After reviewing and taking a quiz on our syllabus and understanding the many detailed writing assignments we would be asked to do over the many months until June 14, 2015, was when I could said it had finally hit me.
Everything wasn’t going to be like it used to be! After the few short lessons we did have on punctuation and grammar thereafter my true insufficiency was put to the test. We had been assigned to write an essay on what we thought “begin with the end in mind” meant. Just as I had the same confidence in turning in papers in my tenth grade English class was what had followed me then, with the hopes of getting an “A” as
usual. At that point was when I could say I had reached my literacy demise.

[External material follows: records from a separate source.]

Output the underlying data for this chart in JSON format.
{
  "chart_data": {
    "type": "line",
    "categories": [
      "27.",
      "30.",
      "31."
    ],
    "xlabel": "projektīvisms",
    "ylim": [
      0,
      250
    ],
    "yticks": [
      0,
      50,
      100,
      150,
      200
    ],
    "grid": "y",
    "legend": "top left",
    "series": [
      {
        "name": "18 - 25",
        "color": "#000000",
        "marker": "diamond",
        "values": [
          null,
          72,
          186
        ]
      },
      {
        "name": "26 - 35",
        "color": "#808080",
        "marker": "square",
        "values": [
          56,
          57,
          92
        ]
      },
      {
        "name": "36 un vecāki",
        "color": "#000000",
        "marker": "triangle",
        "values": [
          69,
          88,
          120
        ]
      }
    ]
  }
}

I was so used to receiving what I thought; more like what I knew was accurate but that had been now changed by not one but two whole letter grades. I was barely making a “C,” receiving the highest of a seventy-one percent. Going home confused and in tears my mind demanded answers. I could never begin to understand how I could come from perfection to failure. I felt it was no way in this universe I, Shakira Brown could barely maintain making a low “C!” After the continuing downhill spiral I was already making a “D” in the class five weeks in. I sought answers! While receiving help I had realized that I wasn’t properly taught or trained on numerous things I needed to know for that class. These had now become the main pieces that my papers had begun to lack greatly. My life had now become a 2,000 piece jigsaw puzzle that had been taking apart and the pieces had now become a unsolvable mystery. In due time I had come to learn that being complacent and not caring was not going to change this situation. In order to learn, grow I had to realize that sacrificing would be a crucial stage. I had decided that two major changes that had to be made in my life. Inwardly I started to look at the class differently not viewing as hard or a waste of time but; I viewed it as a challenge I was willing to take to better me as an honors English student. The second major adjustment was to become more self-efficient. I learned that the only person to blame was myself not the tenth grade English teacher nor the eleventh grade one. These changes had now bettered me as a student. Though I had never made it back to making “A’s” I did what was manageable and learned a lot through the way.